Distribution of clinical and laboratory variables on admission amongst the six COVID-19 subphenotypes. Clinical and laboratory variables on admission normalized and divided into quintiles. Latent class analysis identified six underlying COVID-19 subphenotypes which were notable for varying levels of inflammation, vital sign abnormalities and/or organ dysfunction. T max: maximum temperature; O2 Sat min: minimum oxygen saturation; HR max: maximum heart rate; SBP min: minimum systolic blood pressure; DBP min: minimum diastolic blood pressure; Na: sodium; K: potassium; Ca: calcium; HCO3: bicarbonate; BUN: blood urea nitrogen; Cr: creatinine; BNP: brain natriuretic peptide; WBC: white blood cell count; Hgb: hemoglobin; Plt: platelet count; PT: prothrombin time; PTT: partial thromboplastin time; AST: aspartate aminotransferase; ALT: alanine transaminase; T bili: total bilirubin; IL-6: interleukin 6; IL-1B: interleukin 1B; LDH: lactate dehydrogenase; CRP: c-reactive protein; ESR: erythrocyte sedimentation rate; Procal: procalcitonin.

Figure 2.

Associations between COVID-19 subphenotype and (A) mortality; (B) intubation; (C) intensive care unit (ICU) admission; and (D) length of stay amongst survivors. Robust Poisson regression to determine the relative risk of outcomes by subphenotype as compared to hypoinflammatory subphenotype where circles represent estimate and bars represent 95% confidence intervals. Multivariable model (shown here) adjusted for onset time, hospital, self-identified race/ethnicity and insurance provider. Hypoinflam.: Hypoinflammatory; Mod inflam. Fever: Moderate inflammation with fever; Hyperinflam. Liver dysfunc.: Hyperinflammatory with liver dysfunction; Mod inflam. Coagulopathy: Moderate inflammation with coagulopathy; Hyperinflam. Renal dysfunc: Hyperinflammatory with renal dysfunction; Hyperinflam. Multiorgan dysfunc.: Hyperinflammatory with multiorgan dysfunction.

Figure 3.

Risk of dying by subphenotype in those who did (blue bars) and did not (red bars) receive convalescent plasma.

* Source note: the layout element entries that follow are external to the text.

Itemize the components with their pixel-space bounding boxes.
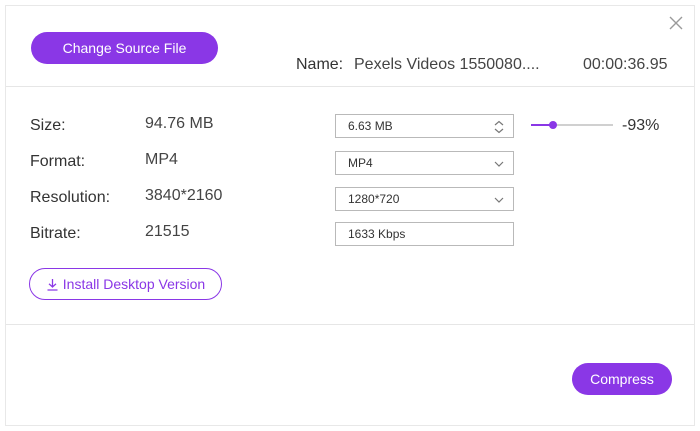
format-original-value: MP4	[145, 151, 178, 168]
bitrate-target-value: 1633 Kbps	[348, 227, 406, 241]
download-icon	[47, 278, 58, 291]
size-original-value: 94.76 MB	[145, 115, 214, 132]
resolution-label: Resolution:	[30, 189, 111, 206]
size-target-input[interactable]: 6.63 MB	[335, 114, 514, 138]
compress-button[interactable]: Compress	[572, 363, 672, 395]
file-name-value: Pexels Videos 1550080....	[354, 56, 540, 73]
resolution-original-value: 3840*2160	[145, 187, 223, 204]
bitrate-input[interactable]: 1633 Kbps	[335, 222, 514, 246]
resolution-select[interactable]: 1280*720	[335, 187, 514, 211]
size-label: Size:	[30, 117, 66, 134]
change-source-file-button[interactable]: Change Source File	[31, 32, 218, 64]
slider-thumb[interactable]	[549, 121, 557, 129]
format-label: Format:	[30, 153, 86, 170]
install-desktop-version-label: Install Desktop Version	[62, 276, 206, 292]
footer-divider	[6, 324, 694, 325]
format-select[interactable]: MP4	[335, 151, 514, 175]
bitrate-label: Bitrate:	[30, 225, 81, 242]
size-reduction-percent: -93%	[622, 117, 660, 134]
header-divider	[6, 86, 694, 87]
size-slider[interactable]	[531, 116, 613, 134]
format-selected-value: MP4	[348, 156, 373, 170]
spinner-arrows-icon[interactable]	[493, 120, 505, 134]
close-icon	[669, 16, 683, 30]
size-target-value: 6.63 MB	[348, 119, 393, 133]
close-button[interactable]	[668, 15, 684, 31]
chevron-down-icon	[494, 161, 504, 167]
bitrate-original-value: 21515	[145, 223, 190, 240]
chevron-down-icon	[494, 197, 504, 203]
file-name-label: Name:	[296, 56, 344, 73]
resolution-selected-value: 1280*720	[348, 192, 400, 206]
duration-value: 00:00:36.95	[583, 56, 668, 73]
install-desktop-version-button[interactable]: Install Desktop Version	[29, 268, 222, 300]
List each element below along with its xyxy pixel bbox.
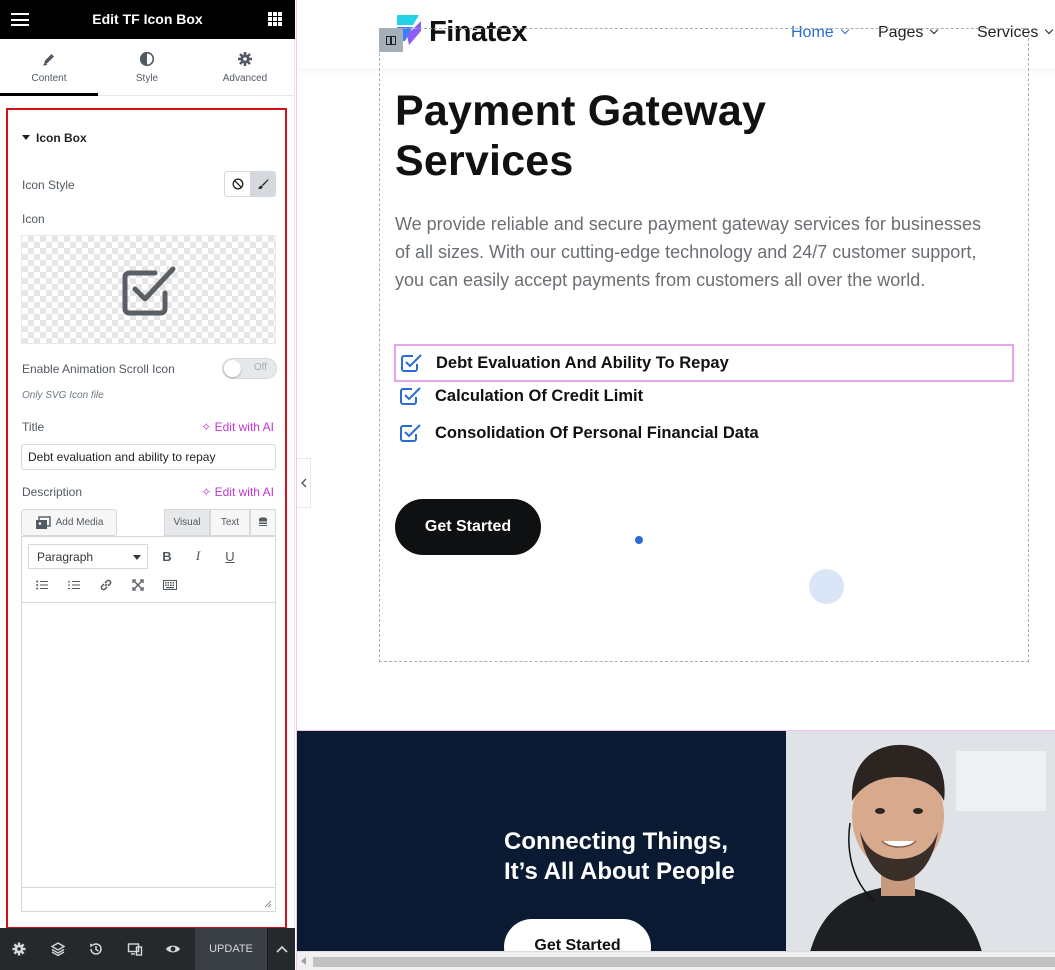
tab-style-label: Style bbox=[135, 73, 159, 84]
chevron-left-icon bbox=[300, 478, 306, 488]
icon-label: Icon bbox=[22, 212, 45, 226]
ban-icon bbox=[232, 178, 243, 190]
preview-eye-icon[interactable] bbox=[165, 941, 181, 957]
animation-hint: Only SVG Icon file bbox=[22, 390, 104, 401]
widgets-grid-icon[interactable] bbox=[268, 12, 282, 26]
feature-item[interactable]: Calculation Of Credit Limit bbox=[395, 377, 643, 415]
checkbox-checked-icon bbox=[400, 387, 421, 405]
panel-title: Edit TF Icon Box bbox=[92, 11, 203, 27]
decorative-dot bbox=[635, 536, 643, 544]
horizontal-scrollbar[interactable] bbox=[297, 951, 1055, 970]
app-root: Edit TF Icon Box Content Style Advanced … bbox=[0, 0, 1055, 970]
icon-style-label: Icon Style bbox=[22, 178, 75, 192]
editor-tab-text[interactable]: Text bbox=[210, 509, 250, 536]
title-label: Title bbox=[22, 420, 45, 434]
banner-heading-line2: It’s All About People bbox=[504, 858, 735, 885]
animation-scroll-label: Enable Animation Scroll Icon bbox=[22, 362, 175, 376]
toggle-knob bbox=[224, 360, 241, 377]
media-icon bbox=[35, 515, 51, 529]
layers-icon[interactable] bbox=[50, 941, 66, 957]
ai-sparkle-icon: ✧ bbox=[201, 420, 212, 434]
editor-tab-visual[interactable]: Visual bbox=[164, 509, 210, 536]
feature-item[interactable]: Consolidation Of Personal Financial Data bbox=[395, 414, 759, 452]
editor-panel: Edit TF Icon Box Content Style Advanced … bbox=[0, 0, 295, 970]
get-started-button[interactable]: Get Started bbox=[395, 499, 541, 555]
checkbox-checked-icon bbox=[400, 424, 421, 442]
settings-gear-icon[interactable] bbox=[11, 941, 27, 957]
paragraph-format-value: Paragraph bbox=[37, 550, 94, 564]
description-edit-with-ai-button[interactable]: ✧ Edit with AI bbox=[201, 485, 274, 499]
checkbox-checked-icon bbox=[401, 354, 422, 372]
hero-title: Payment Gateway Services bbox=[395, 87, 767, 185]
link-icon[interactable] bbox=[96, 575, 116, 595]
feature-text: Calculation Of Credit Limit bbox=[435, 386, 644, 405]
icon-style-choose bbox=[224, 171, 276, 197]
gear-icon bbox=[196, 51, 294, 67]
resize-handle-icon bbox=[264, 900, 272, 908]
chevron-down-icon bbox=[133, 555, 141, 560]
banner-section: Connecting Things, It’s All About People… bbox=[297, 731, 1055, 970]
person-photo bbox=[786, 731, 1055, 970]
section-title: Icon Box bbox=[36, 131, 87, 145]
half-circle-icon bbox=[98, 51, 196, 67]
icon-picker-preview[interactable] bbox=[21, 235, 276, 344]
icon-style-custom-option[interactable] bbox=[250, 172, 275, 196]
editor-toolbar: Paragraph B I U bbox=[22, 537, 275, 603]
pencil-icon bbox=[0, 51, 98, 67]
icon-box-section: Icon Box Icon Style Icon Enable Animatio… bbox=[6, 108, 287, 929]
numbered-list-icon[interactable] bbox=[64, 575, 84, 595]
italic-icon[interactable]: I bbox=[188, 546, 208, 566]
decorative-circle bbox=[809, 569, 844, 604]
banner-heading: Connecting Things, It’s All About People bbox=[504, 827, 774, 887]
feature-text: Debt Evaluation And Ability To Repay bbox=[436, 353, 729, 372]
edit-with-ai-label: Edit with AI bbox=[214, 420, 274, 434]
banner-heading-line1: Connecting Things, bbox=[504, 828, 728, 855]
toggle-state-text: Off bbox=[253, 362, 267, 373]
brush-icon bbox=[257, 179, 268, 189]
description-editor: Paragraph B I U bbox=[21, 536, 276, 912]
checkbox-checked-icon bbox=[122, 266, 176, 316]
tab-advanced-label: Advanced bbox=[222, 73, 268, 84]
add-media-button[interactable]: Add Media bbox=[21, 509, 117, 536]
paragraph-format-select[interactable]: Paragraph bbox=[28, 544, 148, 569]
title-input[interactable] bbox=[21, 444, 276, 470]
feature-text: Consolidation Of Personal Financial Data bbox=[435, 423, 759, 442]
icon-style-none-option[interactable] bbox=[225, 172, 250, 196]
preview-canvas: Finatex Home Pages Services Payment Gate… bbox=[296, 0, 1055, 970]
keyboard-icon[interactable] bbox=[160, 575, 180, 595]
add-media-label: Add Media bbox=[55, 517, 104, 528]
tab-style[interactable]: Style bbox=[98, 39, 196, 96]
panel-footer: UPDATE bbox=[0, 928, 295, 970]
editor-more-button[interactable] bbox=[250, 509, 276, 536]
description-label: Description bbox=[22, 485, 83, 499]
chevron-up-icon bbox=[275, 945, 288, 953]
tab-advanced[interactable]: Advanced bbox=[196, 39, 294, 96]
tab-content[interactable]: Content bbox=[0, 39, 98, 96]
hero-description: We provide reliable and secure payment g… bbox=[395, 214, 981, 290]
responsive-mode-icon[interactable] bbox=[127, 941, 143, 957]
update-button[interactable]: UPDATE bbox=[195, 928, 267, 970]
panel-tabs: Content Style Advanced bbox=[0, 39, 295, 96]
scrollbar-thumb[interactable] bbox=[313, 957, 1055, 967]
underline-icon[interactable]: U bbox=[220, 546, 240, 566]
container-handle-icon[interactable] bbox=[379, 28, 403, 52]
panel-header: Edit TF Icon Box bbox=[0, 0, 295, 39]
title-edit-with-ai-button[interactable]: ✧ Edit with AI bbox=[201, 420, 274, 434]
collapse-panel-button[interactable] bbox=[297, 458, 311, 508]
tab-content-label: Content bbox=[31, 73, 67, 84]
caret-down-icon bbox=[22, 135, 30, 140]
fullscreen-icon[interactable] bbox=[128, 575, 148, 595]
update-options-button[interactable] bbox=[267, 928, 295, 970]
section-toggle[interactable]: Icon Box bbox=[22, 131, 87, 145]
bold-icon[interactable]: B bbox=[157, 546, 177, 566]
database-icon bbox=[259, 517, 267, 526]
ai-sparkle-icon: ✧ bbox=[201, 485, 212, 499]
chevron-down-icon bbox=[1045, 25, 1054, 35]
animation-scroll-toggle[interactable]: Off bbox=[222, 358, 277, 379]
edit-with-ai-label: Edit with AI bbox=[214, 485, 274, 499]
history-icon[interactable] bbox=[88, 941, 104, 957]
editor-resize-bar[interactable] bbox=[22, 887, 275, 911]
scroll-left-arrow-icon[interactable] bbox=[301, 957, 306, 965]
bullet-list-icon[interactable] bbox=[32, 575, 52, 595]
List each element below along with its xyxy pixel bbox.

Robust Poisson regression models adjusted for onset time, hospital, self-identified race/ethnicity and insurance provider stratified by receiving convalescent plasma versus not. P-interaction terms generated by robust Poisson multivariable regression with introduction of an interaction term. P-interaction terms of less than 0.10 are shown. Hypoinflam.: Hypoinflammatory; Mod inflam. Fever: Moderate inflammation with fever; Hyperinflam. Liver dysfunc.: Hyperinflammatory with liver dysfunction; Mod inflam. Coagulopathy: Moderate inflammation with coagulopathy; Hyperinflam. Renal dysfunc: Hyperinflammatory with renal dysfunction; Hyperinflam. Multiorgan dysfunc.: Hyperinflammatory with multiorgan dysfunction. Number at risk per subphenotype (those who received convalescent plasma/those who did not): Hypoinflammatory (2/19), Moderate inflammation, fever (10/82), Hyperinflammatory, liver dysfunction (18/179), Moderate inflammation, coagulopathy (25/253), Hyperinflammatory, renal dysfunction (11/186), Hyperinflammatory multiorgan dysfunction (27/530).

Figure 4.

Risk of dying by subphenotype in those who did (blue bars) and did not (red bars) receive tocilizumab. Robust Poisson regression models adjusted for onset time, hospital, self-identified race/ethnicity and insurance provider stratified by receiving tocilizumab versus not. P-interaction terms generated by robust Poisson multivariable regression with introduction of an interaction term. P-interaction terms of less than 0.10 are shown. Hypoinflam.: Hypoinflammatory. Mod inflam. Fever: Moderate inflammation with fever; Hyperinflam. Liver dysfunc.: Hyperinflammatory with liver dysfunction; Mod inflam. Coagulopathy: Moderate inflammation with coagulopathy; Hyperinflam. Renal dysfunc: Hyperinflammatory with renal dysfunction; Hyperinflam. Multiorgan dysfunc.: Hyperinflammatory with multiorgan dysfunction. Number at risk per subphenotype (those who received tocilizumab/those who did not): Hypoinflammatory (1/20), Moderate inflammation, fever (14/78), Hyperinflammatory, liver dysfunction (37/160), Moderate inflammation, coagulopathy (26/252), Hyperinflammatory, renal dysfunction (6/191), Hyperinflammatory multiorgan dysfunction (34/523).